= Xösäyen Yamaşev =

Yamaşev Xösäyen Minhacetdin ulı (pronounced /tt/ in Tatar; Cyrillic: Ямашев Хөсәен Минһаҗетдин улы; Яма́шев Хусаи́н Мингазетди́нович; transl. Yamashev Khusain Mingazetdinovich, 1882–1912) was a Tatar social democrat revolutionary and publicist. In the Soviet Tatarstan he was known as "The First Tatar Bolshevik".

Xösäyen Yamaşev was born in Kazan, in the family of affluent merchant. He studied in prestigious Märcaniä and Möxämmädiä madrassas in 1890-1893 and 1893-1897 correspondingly and in Tatar Teachers' School in 1897–1902. There he adopted the Marxist ideas. After entering Kazan State University he routinely visit the Marxist circle. Yamaşev entered the Russian Social Democratic Labour Party in 1903, in 1905 becoming a member of Kazan committee of the party.

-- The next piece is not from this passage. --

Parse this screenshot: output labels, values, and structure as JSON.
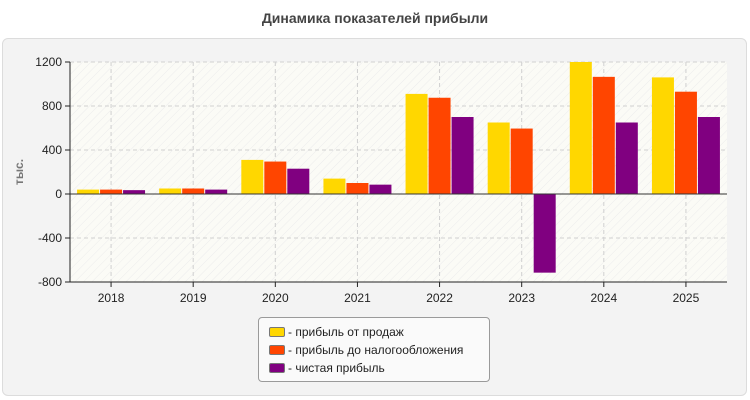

During 1905 Revolution he prepared an armed revolt, organized workers' Marxist circles. Xösäyen Yamaşev managed the translation of the Marxist literature into the Tatar language. His brochures "Ürmäküç häm çeben" ("The Spider and the Fly"), "Berençe adım" ("The First Step") and many others, as well as leaflets, were printed in the cellar of his revolutionary friend Dulat Ali. In January 1907 Yamaşev established the first legal Tatar Bolshevist gazette Ural in Orenburg, an organ of RSDLP Ural and Ufa Committee. Its official chief editor was Xösäyen's wife Xädiçä Yamaşeva. In May 1907 the Ural was prohibited and Yamaşev had returned to Kazan. Since summer of 1907 he lived in Kazan, often changing residence on an effort of conspiracy.
Yamaşev died in 1912 because of a cerebral hemorrhage, five years before the Bolshevik Revolution. He was buried on Yaña-Tatar cemetery. In 1971 Xösäyen Yamaşev Prize was established in Tatarstan for journalists.